GKE, Airflow, Cloud Composer, and Persistent Volumes
Table of Contents
Google Cloud Composer is a managed1 version of Airflow that allows you to schedule Docker images using KubernetesPodOperators. This is nice, except that there's curiously clear documentation or Stackoverflow posts on how to schedule a pod, mount a volume, and use the volume, making it annoying if you want to share information across pods (i.e. pod A does some stuff, writes to a volume, pod B gets scheduled and mounts the same volume used by pod A). I'll go through that process here.
1. Compute Engine
Create a disk in Google Compute Engine with the desired size.Note that you should not used a shared disk, as Kubernetes won't let you mount a volume in use. You also cannot use the boot disk of a node pool.
2. Persistent Volume Claim
Create a persistent volume claim from the volume (https://cloud.google.com/kubernetes-engine/docs/how-to/persistent-volumes/preexisting-pd), and run kubectl apply -f existing-pd.yaml.
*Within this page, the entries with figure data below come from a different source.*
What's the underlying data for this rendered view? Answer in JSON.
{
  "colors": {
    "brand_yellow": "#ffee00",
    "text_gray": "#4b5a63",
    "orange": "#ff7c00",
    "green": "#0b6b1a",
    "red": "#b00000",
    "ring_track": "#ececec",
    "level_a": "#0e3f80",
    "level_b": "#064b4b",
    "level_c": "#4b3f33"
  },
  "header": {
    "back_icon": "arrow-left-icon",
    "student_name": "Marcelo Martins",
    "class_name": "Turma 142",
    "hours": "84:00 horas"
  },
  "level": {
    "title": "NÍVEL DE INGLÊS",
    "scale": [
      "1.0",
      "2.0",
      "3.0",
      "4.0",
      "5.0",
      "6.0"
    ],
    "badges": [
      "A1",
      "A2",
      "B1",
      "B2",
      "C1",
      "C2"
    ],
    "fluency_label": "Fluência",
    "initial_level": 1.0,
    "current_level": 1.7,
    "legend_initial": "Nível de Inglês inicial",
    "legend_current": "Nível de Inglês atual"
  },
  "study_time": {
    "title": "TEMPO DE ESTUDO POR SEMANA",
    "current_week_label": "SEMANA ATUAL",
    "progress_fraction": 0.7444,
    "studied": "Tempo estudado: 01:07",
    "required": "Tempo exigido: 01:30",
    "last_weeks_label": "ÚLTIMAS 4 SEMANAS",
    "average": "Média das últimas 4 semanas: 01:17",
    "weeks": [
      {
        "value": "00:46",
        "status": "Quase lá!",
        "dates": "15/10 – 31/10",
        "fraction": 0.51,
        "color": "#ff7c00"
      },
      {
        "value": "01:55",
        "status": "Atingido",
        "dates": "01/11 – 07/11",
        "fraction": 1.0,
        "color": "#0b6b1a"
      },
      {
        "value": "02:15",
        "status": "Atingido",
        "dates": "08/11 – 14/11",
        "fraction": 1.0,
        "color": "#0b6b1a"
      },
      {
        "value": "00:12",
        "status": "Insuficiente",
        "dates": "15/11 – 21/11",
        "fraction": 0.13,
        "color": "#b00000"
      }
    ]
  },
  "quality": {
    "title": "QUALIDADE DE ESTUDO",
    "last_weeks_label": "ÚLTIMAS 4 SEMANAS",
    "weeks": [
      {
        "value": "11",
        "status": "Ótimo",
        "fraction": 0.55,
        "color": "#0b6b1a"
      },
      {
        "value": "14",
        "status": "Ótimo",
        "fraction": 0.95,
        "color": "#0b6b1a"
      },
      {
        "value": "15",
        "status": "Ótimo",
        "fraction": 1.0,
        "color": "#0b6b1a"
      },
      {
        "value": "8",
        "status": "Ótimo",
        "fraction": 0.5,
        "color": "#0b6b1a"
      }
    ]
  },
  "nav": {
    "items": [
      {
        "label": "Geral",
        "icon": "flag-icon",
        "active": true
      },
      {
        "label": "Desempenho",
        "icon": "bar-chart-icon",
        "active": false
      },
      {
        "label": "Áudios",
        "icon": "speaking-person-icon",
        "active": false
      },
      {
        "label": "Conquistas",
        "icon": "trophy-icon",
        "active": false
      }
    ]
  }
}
Note that you will need both the volume (to have a fixed volume in Kube) and the volume claim (to allow the pods to use the volume).
You'll see the disk in the cloud console (Kubernetes Engine->Storage).
For example, if I had a GCE disk with the name persist-pods-disk, the config would look like:
apiVersion: v1
kind: PersistentVolume
metadata:
name: persist-pods-disk-volume
spec:
storageClassName: ""
capacity:
storage: 500G
accessModes:
- ReadWriteMany
gcePersistentDisk:
pdName: persist-pods-disk
fsType: ext4
---
apiVersion: v1
kind: PersistentVolumeClaim
metadata:
name: persist-pods-disk-claim
spec:
# It's necessary to specify "" as the storageClassName
# so that the default storage class won't be used, see
# https://kubernetes.io/docs/concepts/storage/persistent-volumes/#class-1
storageClassName: ""
volumeName: persist-pods-disk-volume
accessModes:
- ReadWriteMany
resources:
requests:
storage: 500G
3. The DAG
Update your dag with a volume and a volume mount (https://airflow.apache.org/kubernetes.html).
For example, if I wanted to mount the disk into the pods at location /files, using the configuration give above:
volume_mount = VolumeMount('persist-disk',
mount_path='/files',
sub_path=None,
read_only=False)
volume_config= {
'persistentVolumeClaim':
{
'claimName': 'persist-pods-disk-claim' # uses the persistentVolumeClaim given in the Kube yaml
}
}
volume = Volume(name='persist-disk', configs=volume_config) # the name here is the literal name given to volume for the pods yaml.
# ... other stuff
operator = kubernetes_pod_operator.KubernetesPodOperator(
task_id=name + "_task",
name=name,
namespace='default',
image=image,
image_pull_policy='Always',
retries = retries,
arguments=arguments,
affinity={
'nodeAffinity': {
'requiredDuringSchedulingIgnoredDuringExecution': {
'nodeSelectorTerms': [{
'matchExpressions': [{
'key': 'cloud.google.com/gke-nodepool',
'operator': 'In',
'values': [
affinity,
]
}]
}]
}
}
},
volumes = [volume],
volume_mounts = [volume_mount],
)
Footnotes:
I say it's managed, but it actually just deploys a Kube cluster and expects you to still work around with Airflow stuff.